When connecting a VPN using pptp-command perl script it dies due to a tainted variable. This will occurr whenever the macro DEF_GW is used in /etc/ppp/peers/* script files, in the upper comment section which pptp-command uses to modify routing. Reproducible: Always Steps to Reproduce: # pptp-command start Oficina The relevant lines of the control file are: ## Real IP obscured, ## a.b.c.d is the public ip address of the tunnel server. ## a.b.c.x is the ip address given to to ppp1 ## a.b.c.0 is the office network. /etc/ppp/peers/Oficina: # # PPTP Tunnel configuration for tunnel Oficina # Server IP: a.b.c.d # Route: del -host a.b.c.d dev TUNNEL_DEV # Route: add -host a.b.c.d gw DEF_GW # Route: add -net a.b.c.0/24 dev TUNNEL_DEV (Actual IP addresses changed) Actual Results: Command dies due to a taintedness error: Route: del -host 62.22.27.249 dev ppp0 added Insecure dependency in system while running with -T switch at /usr/sbin/pptp-command line 795. Expected Results: Route: del -host a.b.c.d dev ppp1 added Route: add -host a.b.c.d gw 192.168.100.254 added Route: add -net a.b.c.0/24 dev ppp1 added All routes added. Tunnel Oficina is active on ppp1. IP Address: a.b.c.x Installed /etc/resolv.conf.pptp as /etc/resolv.conf Tracing the script, lines 792 through 795 are: --- 792: $r = $1; 793: $r =~ s/TUNNEL_DEV/$if/og; 794: $r =~ s/DEF_GW/$gw/og; 795: die "route failed on $r" if system("/sbin/route $r"); --- $r must be the tainted var to die in 795. It's untainted in 792, so $if or $gw are tainted. Looking further up we see in lines 775-776: --- die "something screwy in your interface names: $if\n" if $if !~ /^($safe_re)$/o; $if = $1; --- So $if is untainted, but line 780 is --- my (undef, $gw, undef) = split ' ', (`/sbin/route -n`)[-1]; --- Which lead to a tainted $gw. Just a little regexp-laundering fixes the problem (I'am not a diff/patch expert, but this should be enough): ----- # diff pptp-command.original pptp-command 781a782,785 > if ($gw !~ /^($safe_re)$/o) { > die "WARNING: gateway '$gw' contains unsafe characters.\n"; > } > $gw = $1; -----
Even if I add your patch, still pptp-command will die. The only difference will be the error message... What I really want to know is why $gw is tainted. Could you please put a print "GATEWAY is $gw\n"; at line 781 and report here if the detection went OK or not?

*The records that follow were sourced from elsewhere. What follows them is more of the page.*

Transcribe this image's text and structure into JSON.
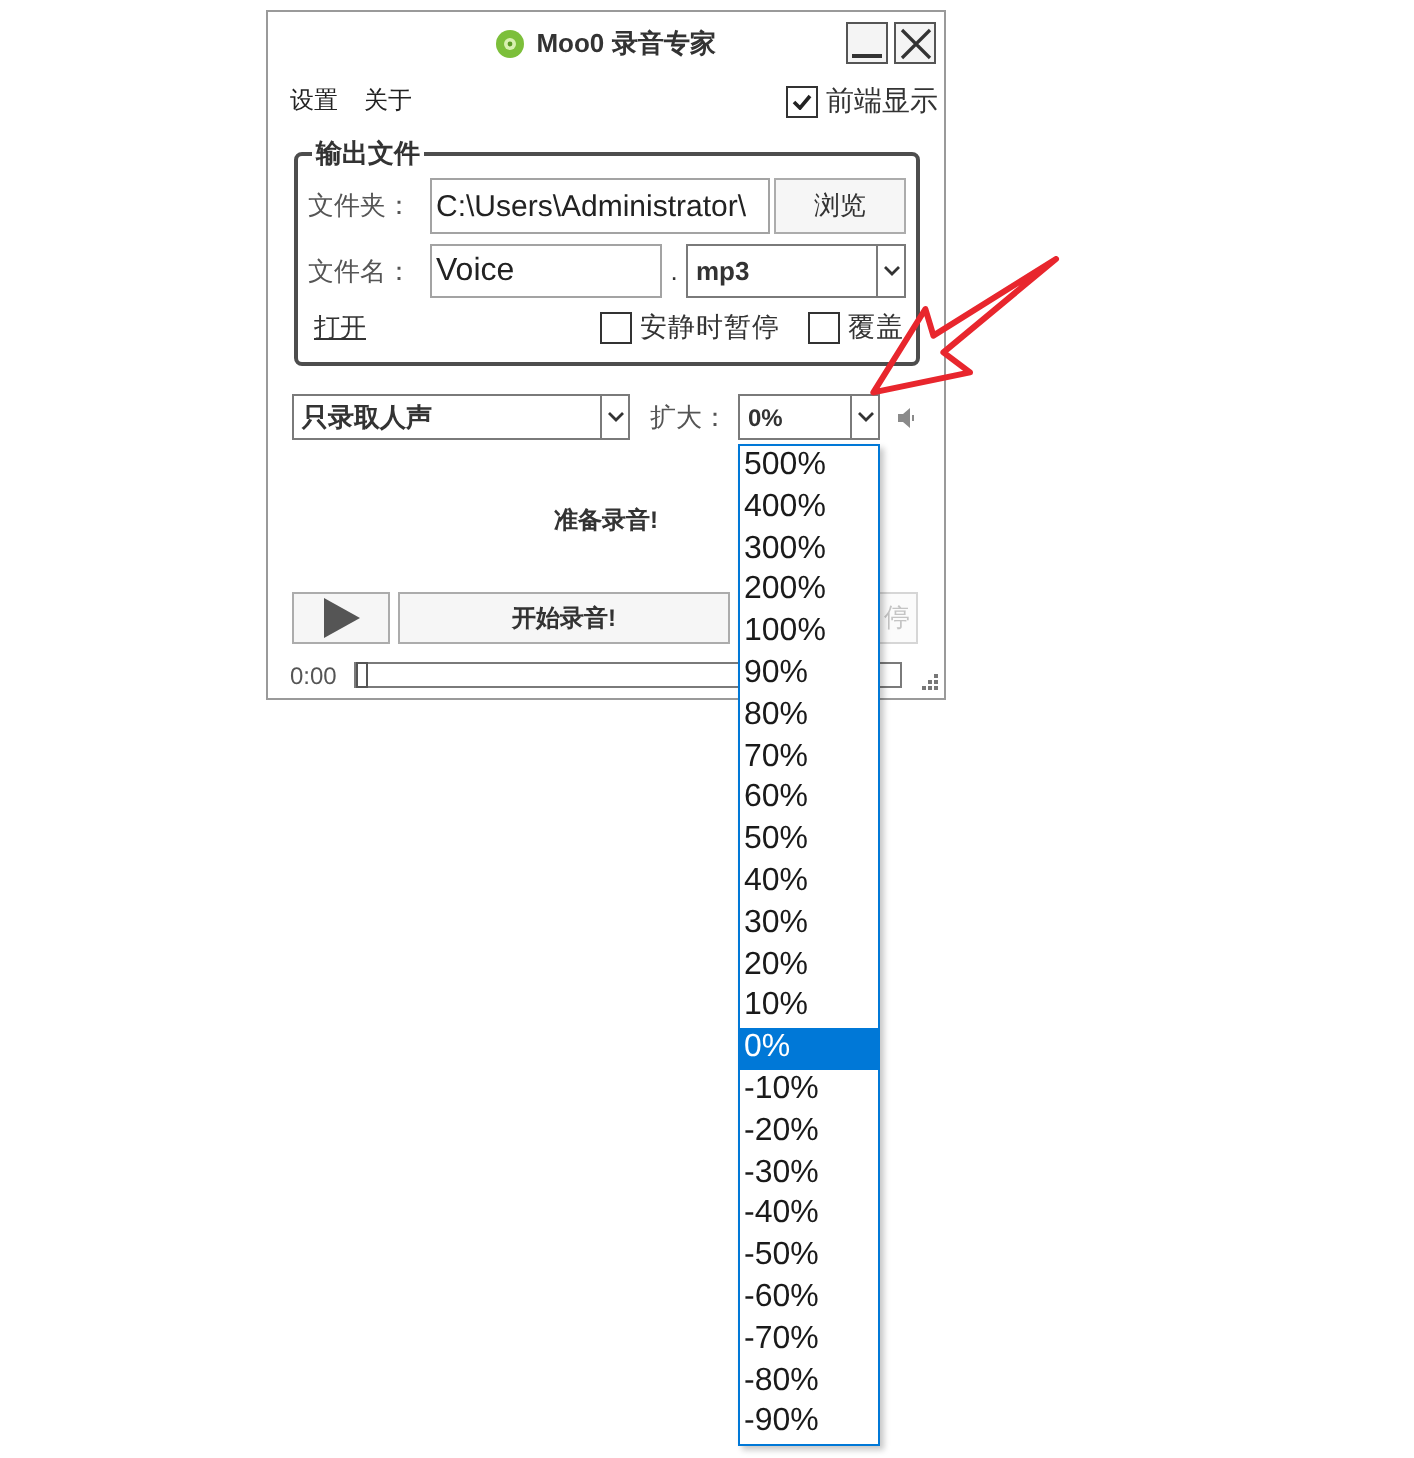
{
  "window": {
    "title": "Moo0 录音专家"
  },
  "menu": [
    "设置",
    "关于"
  ],
  "always_on_top": {
    "label": "前端显示",
    "checked": true
  },
  "output_file": {
    "title": "输出文件",
    "folder": {
      "label": "文件夹：",
      "value": "C:\\Users\\Administrator\\",
      "button": "浏览"
    },
    "file_name": {
      "label": "文件名：",
      "value": "Voice",
      "separator": ".",
      "format": "mp3"
    },
    "open_link": "打开",
    "options": [
      {
        "label": "安静时暂停",
        "checked": false
      },
      {
        "label": "覆盖",
        "checked": false
      }
    ]
  },
  "mode_select": {
    "value": "只录取人声"
  },
  "amplify": {
    "label": "扩大：",
    "value": "0%",
    "expanded": true,
    "options": [
      {
        "label": "500%",
        "selected": false
      },
      {
        "label": "400%",
        "selected": false
      },
      {
        "label": "300%",
        "selected": false
      },
      {
        "label": "200%",
        "selected": false
      },
      {
        "label": "100%",
        "selected": false
      },
      {
        "label": "90%",
        "selected": false
      },
      {
        "label": "80%",
        "selected": false
      },
      {
        "label": "70%",
        "selected": false
      },
      {
        "label": "60%",
        "selected": false
      },
      {
        "label": "50%",
        "selected": false
      },
      {
        "label": "40%",
        "selected": false
      },
      {
        "label": "30%",
        "selected": false
      },
      {
        "label": "20%",
        "selected": false
      },
      {
        "label": "10%",
        "selected": false
      },
      {
        "label": "0%",
        "selected": true
      },
      {
        "label": "-10%",
        "selected": false
      },
      {
        "label": "-20%",
        "selected": false
      },
      {
        "label": "-30%",
        "selected": false
      },
      {
        "label": "-40%",
        "selected": false
      },
      {
        "label": "-50%",
        "selected": false
      },
      {
        "label": "-60%",
        "selected": false
      },
      {
        "label": "-70%",
        "selected": false
      },
      {
        "label": "-80%",
        "selected": false
      },
      {
        "label": "-90%",
        "selected": false
      }
    ]
  },
  "status": "准备录音!",
  "buttons": {
    "record": "开始录音!",
    "pause": {
      "label": "停",
      "disabled": true
    }
  },
  "progress": {
    "time": "0:00",
    "level": 0
  }
}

the reported did not replied
$gw is tainted because it cames from the result of executing an external command, via split, in line 780. Taintedness isn't related to it's contents but to it's "data source", in my execution it contains the IP address. The way to untaint in perl is to use a substring in a regexp match, so is the << $gw = $1; >> what untaints it. The <<if ($gw !~ /^($safe_re)$/o) >> is just a sanity check in case somebody plays with the route commands and manages to stick something like ";rm -f /" in the middle of the output. If the scripts still dies maybe because my patch is bad, would it be ok if I just send the whole pptp-command script? Anyway, the fix is trivial, just following the source code backwards for some lines the taintedness problem is seen, but the problem is it only arises when you need the default gateway in the macros, which is my case as our VPN server is in a public address and serves public address in the same subnet too ( but behind the firewall ), the macro is not normally used in common usage scenarios, so it probably has gone undetected for a while ( I tried to report it to the pptp-command developers, but was unable to do it, so I tried the next more general fix, in gentoo, but it seems I don't generate correct reports ). I'm trying to reopen this, and try to monitor it better.
fixed in 1.5.0-r2 my appologies for not understanding from the first time. thanks!